A new poll, released on March 30 by Pew Research Center, found that 58% of adults know that Biden is Catholic, with 88% of Democrat or Democratic leaning respondents saying they think Biden is at least "somewhat" religious, compared to 63% of Republicans who say that Biden is "not too" or "not at all" religious.

The report noted that some Republicans volunteered that Biden is a "fake Catholic" or a "Catholic in name only," a line that has been echoed by the head of the U.S. bishops' conference pro-life committee, Archbishop Joseph Naumann, who has said that Biden "should stop defining himself as a devout Catholic" due to his support for legal abortion.

Naumann, among other conservative U.S. prelates, have called for Biden to stop receiving Communion, and the U.S. bishops' conference is aiming to draft a document on "Eucharistic coherence," motivated by concern over Biden receiving Communion.

According to the data from Pew, 55% of Catholic Republicans believe Biden's views on abortion should disqualify him from receiving Communion, whereas only 11% of Catholic Democrats say he should not be allowed to receive the sacrament.

While a majority of Catholic Republicans believe that Biden's support for legal abortion disqualifies him from Communion, only a minority of respondents said that opposing church teaching on homosexuality, the death penalty or immigration should disqualify someone from receiving the Eucharist.

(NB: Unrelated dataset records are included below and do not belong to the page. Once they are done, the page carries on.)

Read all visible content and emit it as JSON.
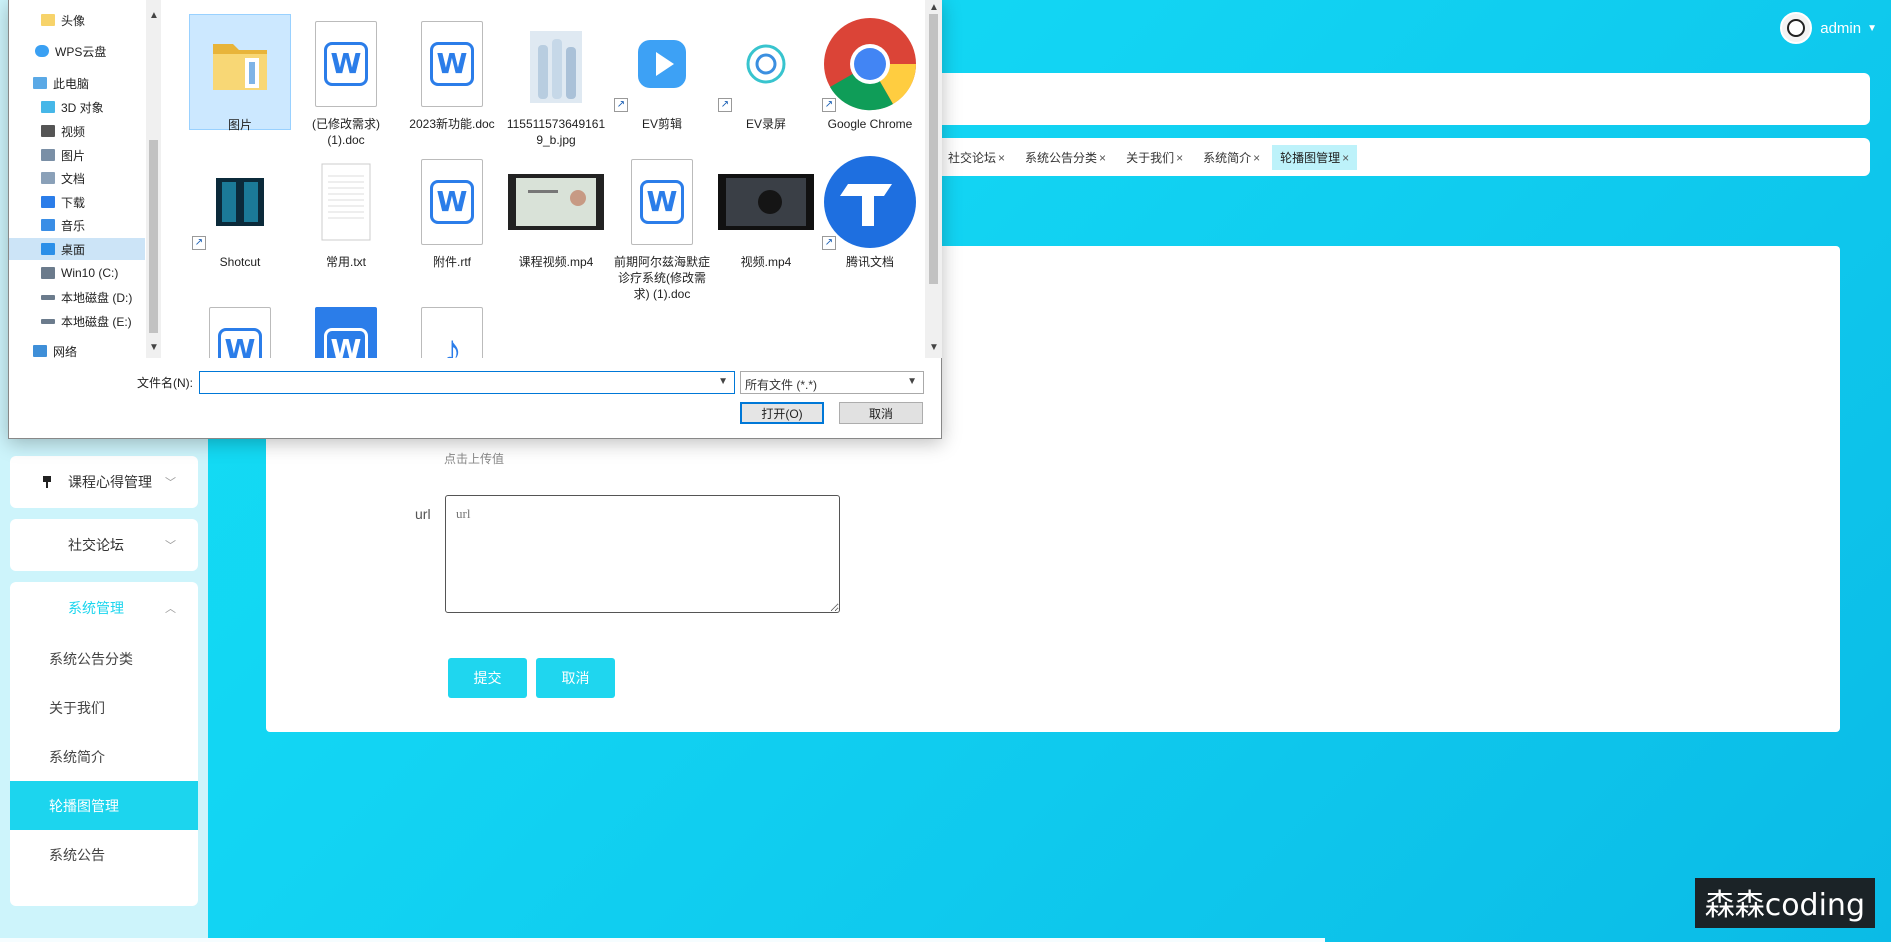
{
  "header": {
    "username": "admin"
  },
  "tabs": [
    {
      "label": "社交论坛",
      "active": false
    },
    {
      "label": "系统公告分类",
      "active": false
    },
    {
      "label": "关于我们",
      "active": false
    },
    {
      "label": "系统简介",
      "active": false
    },
    {
      "label": "轮播图管理",
      "active": true
    }
  ],
  "tab_close_glyph": "×",
  "sidebar": {
    "groups": [
      {
        "label": "课程心得管理",
        "icon": "pin-icon"
      },
      {
        "label": "社交论坛",
        "icon": "grid-icon"
      },
      {
        "label": "系统管理",
        "icon": "grid-icon",
        "expanded": true
      }
    ],
    "sub_items": [
      {
        "label": "系统公告分类",
        "active": false
      },
      {
        "label": "关于我们",
        "active": false
      },
      {
        "label": "系统简介",
        "active": false
      },
      {
        "label": "轮播图管理",
        "active": true
      },
      {
        "label": "系统公告",
        "active": false
      }
    ]
  },
  "form": {
    "upload_hint": "点击上传值",
    "url_label": "url",
    "url_placeholder": "url",
    "submit_label": "提交",
    "cancel_label": "取消"
  },
  "dialog": {
    "nav_items": [
      {
        "label": "头像",
        "icon": "folder-icon"
      },
      {
        "label": "WPS云盘",
        "icon": "cloud-icon"
      },
      {
        "label": "此电脑",
        "icon": "computer-icon"
      },
      {
        "label": "3D 对象",
        "icon": "3d-objects-icon"
      },
      {
        "label": "视频",
        "icon": "video-folder-icon"
      },
      {
        "label": "图片",
        "icon": "pictures-folder-icon"
      },
      {
        "label": "文档",
        "icon": "documents-folder-icon"
      },
      {
        "label": "下载",
        "icon": "download-icon"
      },
      {
        "label": "音乐",
        "icon": "music-icon"
      },
      {
        "label": "桌面",
        "icon": "desktop-icon",
        "selected": true
      },
      {
        "label": "Win10 (C:)",
        "icon": "drive-icon"
      },
      {
        "label": "本地磁盘 (D:)",
        "icon": "drive-icon"
      },
      {
        "label": "本地磁盘 (E:)",
        "icon": "drive-icon"
      },
      {
        "label": "网络",
        "icon": "network-icon"
      }
    ],
    "files": [
      {
        "name": "图片",
        "kind": "folder",
        "selected": true
      },
      {
        "name": "(已修改需求)(1).doc",
        "kind": "wps-doc"
      },
      {
        "name": "2023新功能.doc",
        "kind": "wps-doc"
      },
      {
        "name": "1155115736491619_b.jpg",
        "kind": "image"
      },
      {
        "name": "EV剪辑",
        "kind": "app-ev-edit",
        "shortcut": true
      },
      {
        "name": "EV录屏",
        "kind": "app-ev-record",
        "shortcut": true
      },
      {
        "name": "Google Chrome",
        "kind": "app-chrome",
        "shortcut": true
      },
      {
        "name": "Shotcut",
        "kind": "app-shotcut",
        "shortcut": true
      },
      {
        "name": "常用.txt",
        "kind": "text"
      },
      {
        "name": "附件.rtf",
        "kind": "wps-doc"
      },
      {
        "name": "课程视频.mp4",
        "kind": "video"
      },
      {
        "name": "前期阿尔兹海默症诊疗系统(修改需求) (1).doc",
        "kind": "wps-doc"
      },
      {
        "name": "视频.mp4",
        "kind": "video-dark"
      },
      {
        "name": "腾讯文档",
        "kind": "app-tencent-docs",
        "shortcut": true
      },
      {
        "name": "",
        "kind": "wps-doc"
      },
      {
        "name": "",
        "kind": "wps-blue"
      },
      {
        "name": "",
        "kind": "audio"
      }
    ],
    "filename_label": "文件名(N):",
    "filename_value": "",
    "file_type": "所有文件 (*.*)",
    "open_label": "打开(O)",
    "cancel_label": "取消"
  },
  "watermark": "森森coding",
  "colors": {
    "accent": "#1cd5ee",
    "dialog_selection": "#cce8ff",
    "primary_blue": "#0078d7"
  }
}
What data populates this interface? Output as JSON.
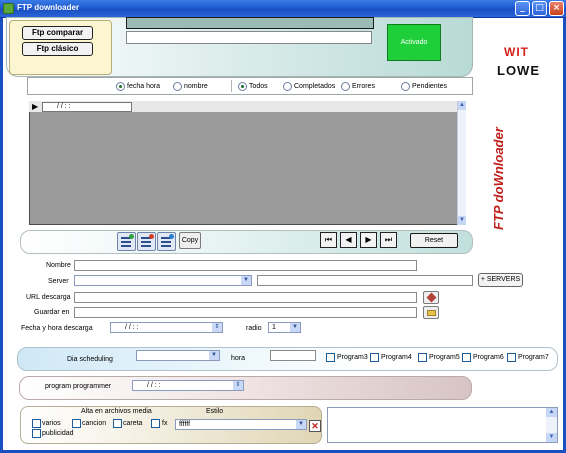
{
  "window": {
    "title": "FTP downloader",
    "minimize": "_",
    "maximize": "□",
    "close": "×"
  },
  "mode": {
    "compare_label": "Ftp comparar",
    "classic_label": "Ftp clásico"
  },
  "status": {
    "activado_label": "Activado"
  },
  "logos": {
    "wit": "WIT",
    "lowe": "LOWE",
    "vertical": "FTP doWnloader"
  },
  "filters": {
    "sort": [
      {
        "label": "fecha hora",
        "selected": true
      },
      {
        "label": "nombre",
        "selected": false
      }
    ],
    "state": [
      {
        "label": "Todos",
        "selected": true
      },
      {
        "label": "Completados",
        "selected": false
      },
      {
        "label": "Errores",
        "selected": false
      },
      {
        "label": "Pendientes",
        "selected": false
      }
    ]
  },
  "grid": {
    "date_mask": "/  /      :  :"
  },
  "toolbar": {
    "copy_label": "Copy",
    "first": "⏮",
    "prev": "◀",
    "next": "▶",
    "last": "⏭",
    "reset_label": "Reset"
  },
  "form": {
    "nombre_label": "Nombre",
    "server_label": "Server",
    "url_label": "URL descarga",
    "guardar_label": "Guardar en",
    "fecha_label": "Fecha y hora descarga",
    "fecha_mask": "/  /      :  :",
    "radio_label": "radio",
    "radio_value": "1",
    "servers_button": "+ SERVERS"
  },
  "scheduling": {
    "dia_label": "Dia scheduling",
    "hora_label": "hora",
    "programs": [
      "Program3",
      "Program4",
      "Program5",
      "Program6",
      "Program7"
    ]
  },
  "programmer": {
    "label": "program programmer",
    "mask": "/  /      :  :"
  },
  "media": {
    "alta_label": "Alta en archivos media",
    "estilo_label": "Estilo",
    "estilo_value": "ffffff",
    "checks": [
      "varios",
      "cancion",
      "careta",
      "fx",
      "publicidad"
    ]
  },
  "colors": {
    "accent": "#1ecf3a",
    "title_bar": "#1f5ad1",
    "logo_red": "#d4201a"
  }
}
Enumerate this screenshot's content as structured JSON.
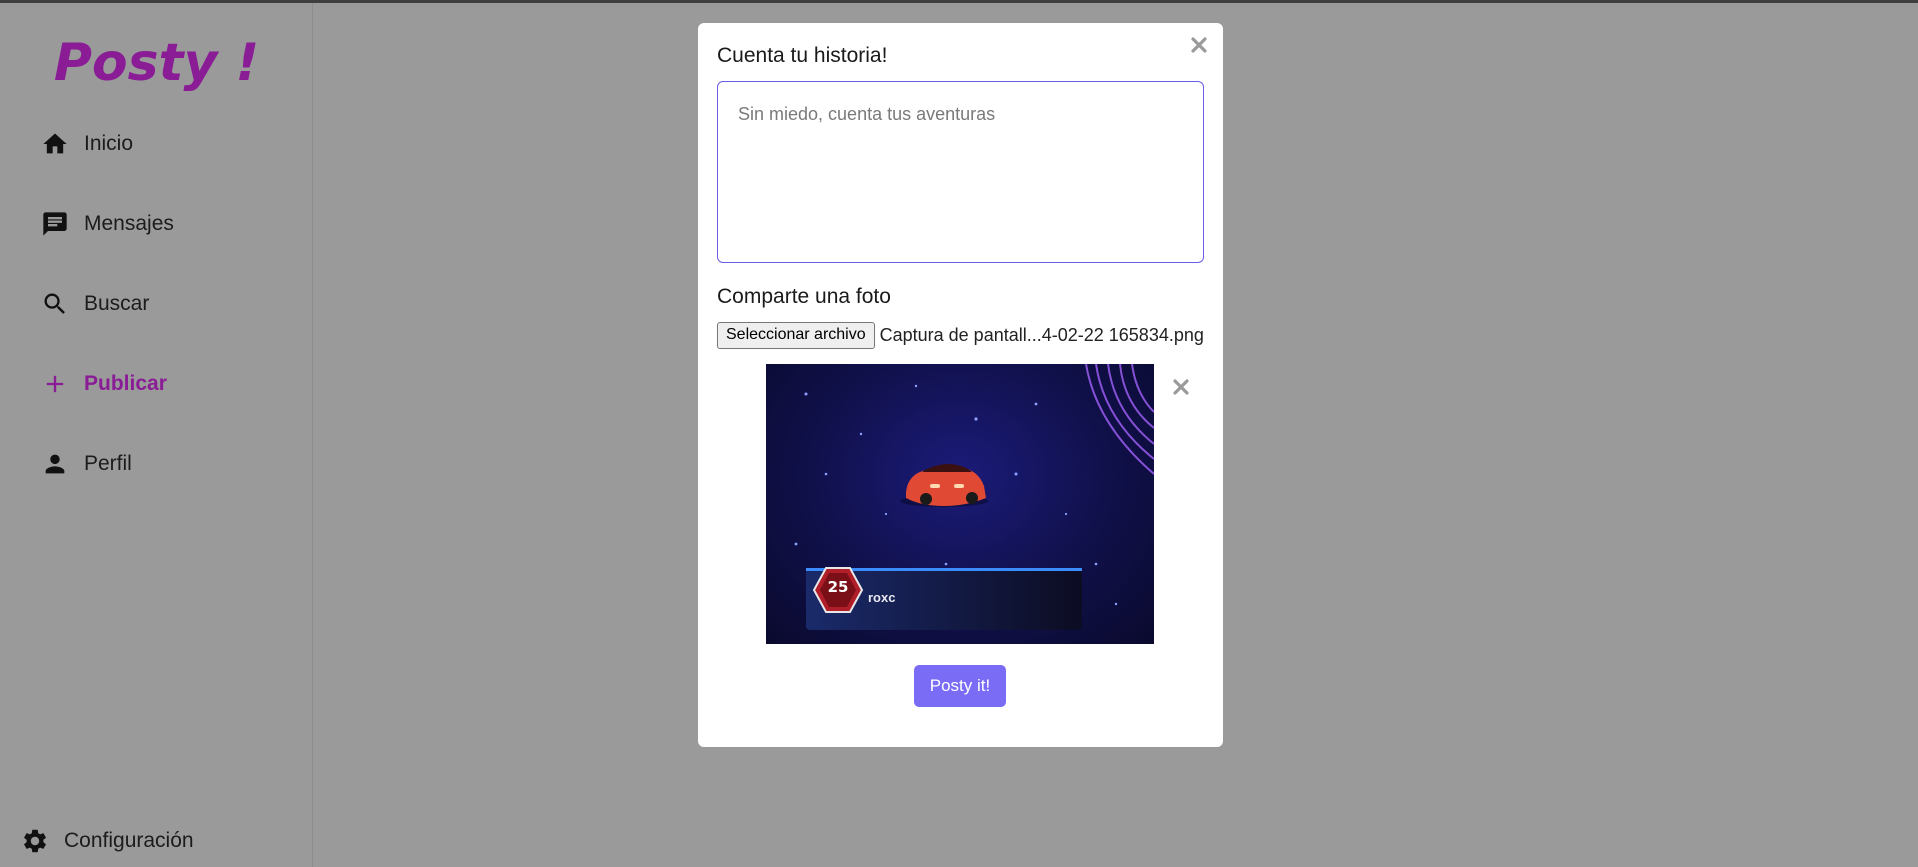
{
  "app": {
    "logo": "Posty !"
  },
  "sidebar": {
    "items": [
      {
        "label": "Inicio",
        "icon": "home-icon"
      },
      {
        "label": "Mensajes",
        "icon": "message-icon"
      },
      {
        "label": "Buscar",
        "icon": "search-icon"
      },
      {
        "label": "Publicar",
        "icon": "plus-icon",
        "active": true
      },
      {
        "label": "Perfil",
        "icon": "person-icon"
      }
    ],
    "settings": {
      "label": "Configuración",
      "icon": "gear-icon"
    }
  },
  "modal": {
    "story_label": "Cuenta tu historia!",
    "story_placeholder": "Sin miedo, cuenta tus aventuras",
    "photo_label": "Comparte una foto",
    "file_button": "Seleccionar archivo",
    "file_name": "Captura de pantall...4-02-22 165834.png",
    "preview": {
      "caption": "roxc",
      "badge_text": "25"
    },
    "submit_label": "Posty it!"
  },
  "colors": {
    "brand": "#8a1c96",
    "accent": "#7b6cf6",
    "overlay": "#9a9a9a"
  }
}
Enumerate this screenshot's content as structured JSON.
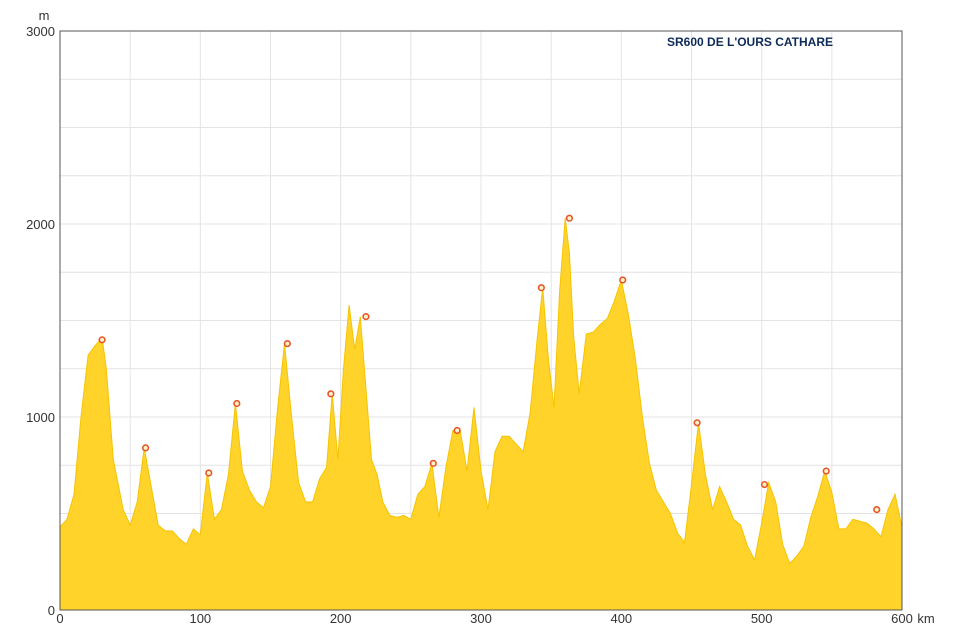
{
  "chart_data": {
    "type": "area",
    "title": "SR600 DE L'OURS CATHARE",
    "xlabel": "",
    "ylabel": "",
    "x_unit": "km",
    "y_unit": "m",
    "xlim": [
      0,
      600
    ],
    "ylim": [
      0,
      3000
    ],
    "x_ticks": [
      "0",
      "100",
      "200",
      "300",
      "400",
      "500",
      "600"
    ],
    "y_ticks": [
      "0",
      "1000",
      "2000",
      "3000"
    ],
    "grid": true,
    "colors": {
      "fill": "#ffd32a",
      "marker_stroke": "#e8542a",
      "grid": "#e4e4e4"
    },
    "series": [
      {
        "x": [
          0,
          5,
          10,
          15,
          20,
          25,
          30,
          33,
          38,
          45,
          50,
          55,
          60,
          65,
          70,
          75,
          80,
          85,
          90,
          95,
          100,
          105,
          110,
          115,
          120,
          125,
          130,
          135,
          140,
          145,
          150,
          155,
          160,
          165,
          170,
          175,
          180,
          185,
          190,
          194,
          198,
          202,
          206,
          210,
          214,
          218,
          222,
          226,
          230,
          235,
          240,
          245,
          250,
          255,
          260,
          265,
          270,
          275,
          280,
          285,
          290,
          295,
          300,
          305,
          310,
          315,
          320,
          325,
          330,
          335,
          340,
          344,
          348,
          352,
          356,
          360,
          363,
          366,
          370,
          375,
          380,
          385,
          390,
          395,
          400,
          405,
          410,
          415,
          420,
          425,
          430,
          435,
          440,
          445,
          450,
          455,
          460,
          465,
          470,
          475,
          480,
          485,
          490,
          495,
          500,
          505,
          510,
          515,
          520,
          525,
          530,
          535,
          540,
          545,
          550,
          555,
          560,
          565,
          570,
          575,
          580,
          585,
          590,
          595,
          600
        ],
        "y": [
          430,
          470,
          600,
          1000,
          1320,
          1370,
          1410,
          1250,
          780,
          520,
          440,
          560,
          840,
          640,
          440,
          410,
          410,
          370,
          340,
          420,
          390,
          710,
          470,
          520,
          700,
          1070,
          720,
          620,
          560,
          530,
          640,
          1040,
          1380,
          1000,
          660,
          560,
          560,
          680,
          740,
          1120,
          780,
          1250,
          1580,
          1350,
          1520,
          1150,
          780,
          700,
          560,
          490,
          480,
          490,
          470,
          600,
          640,
          760,
          480,
          740,
          930,
          940,
          720,
          1050,
          720,
          520,
          820,
          900,
          900,
          860,
          820,
          1020,
          1400,
          1670,
          1300,
          1050,
          1650,
          2030,
          1850,
          1420,
          1120,
          1430,
          1440,
          1480,
          1510,
          1600,
          1710,
          1530,
          1300,
          1000,
          760,
          620,
          560,
          500,
          400,
          350,
          650,
          970,
          700,
          520,
          640,
          560,
          470,
          440,
          330,
          260,
          450,
          660,
          560,
          340,
          240,
          280,
          330,
          480,
          590,
          720,
          610,
          420,
          420,
          470,
          460,
          450,
          420,
          380,
          520,
          600,
          430
        ],
        "markers": [
          {
            "x": 30,
            "y": 1400
          },
          {
            "x": 61,
            "y": 840
          },
          {
            "x": 106,
            "y": 710
          },
          {
            "x": 126,
            "y": 1070
          },
          {
            "x": 162,
            "y": 1380
          },
          {
            "x": 193,
            "y": 1120
          },
          {
            "x": 218,
            "y": 1520
          },
          {
            "x": 266,
            "y": 760
          },
          {
            "x": 283,
            "y": 930
          },
          {
            "x": 343,
            "y": 1670
          },
          {
            "x": 363,
            "y": 2030
          },
          {
            "x": 401,
            "y": 1710
          },
          {
            "x": 454,
            "y": 970
          },
          {
            "x": 502,
            "y": 650
          },
          {
            "x": 546,
            "y": 720
          },
          {
            "x": 582,
            "y": 520
          }
        ]
      }
    ]
  }
}
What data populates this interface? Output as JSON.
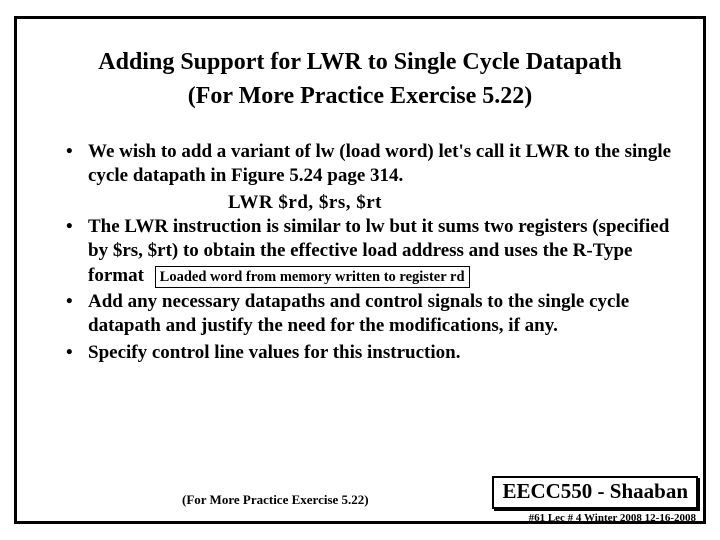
{
  "title": {
    "line1": "Adding Support for LWR to Single Cycle Datapath",
    "line2": "(For More Practice Exercise 5.22)"
  },
  "bullets": {
    "b1": "We wish to add  a variant of lw (load word)  let's call it LWR to the single cycle datapath in Figure 5.24 page 314.",
    "inst": "LWR   $rd, $rs,  $rt",
    "b2a": "The LWR instruction is similar to lw but it sums two registers (specified by $rs, $rt) to obtain the effective load address and uses the R-Type format",
    "b2_box": "Loaded word from memory written to register rd",
    "b3": "Add any necessary datapaths and control signals to the single cycle datapath and justify the need for the modifications, if any.",
    "b4": "Specify control line values for this instruction."
  },
  "footer": {
    "note": "(For More Practice Exercise 5.22)",
    "course": "EECC550 - Shaaban",
    "meta": "#61  Lec # 4   Winter 2008  12-16-2008"
  }
}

For example, 30% of Catholic Republicans said that Catholic politicians should be barred from Communion if they disagreed with the church about homosexuality, and 19% said that disagreeing with the church on the death penalty should be a disqualifier, whereas only 11% said disagreeing with church teaching on immigration should lead to a ban on receiving the Eucharist.

By contrast, Catholic Democrats were less likely to say that disagreement on specific areas of doctrine should lead to a denial of the Eucharist, with only 12% of respondents saying Catholics who disagreed with the church on homosexuality should be denied Communion, 17% disapproving of Communion reception for those who disagreed with the church on capital punishment and 8% saying that it would not be OK to receive Communion for those who disagreed with the church's teaching on immigration.

In response to recent debates of Biden and Communion, several bishops have cautioned against politicizing the Eucharist.

"I do not see how depriving the president or other political leaders of Eucharist based on their public policy stance can be interpreted in our society as anything other than the weaponization of Eucharist and an effort not to convince people by argument and by dialogue and by reason, but, rather, to pummel them into submission on the issue," said San Diego's Bishop Robert McElroy during a panel discussion last month.

Biden's local bishop in the nation's capital, Cardinal Wilton Gregory, has also made it clear that the president should not be denied Communion within the Archdiocese of Washington.

"I don't want to go to the table with a gun on the table first," said Gregory of his approach to Biden on areas upon which they disagree.

As for Biden's vice-president, Kamala Harris, most Americans could not identify her religious affiliation.

According to the Pew survey, two-thirds of U.S. adults say they are not sure of Harris' religious identity, with just 12% correctly saying that she is a Protestant. Harris, who was raised in a blended household of Christianity and Hinduism, considers herself a Black Baptist.

The latest findings from the Pew Research Center were conducted during the first week of March among 12,055 adults, 2,492 of whom were Catholics. The margin of sampling error is plus or minus 1.5 percentage points.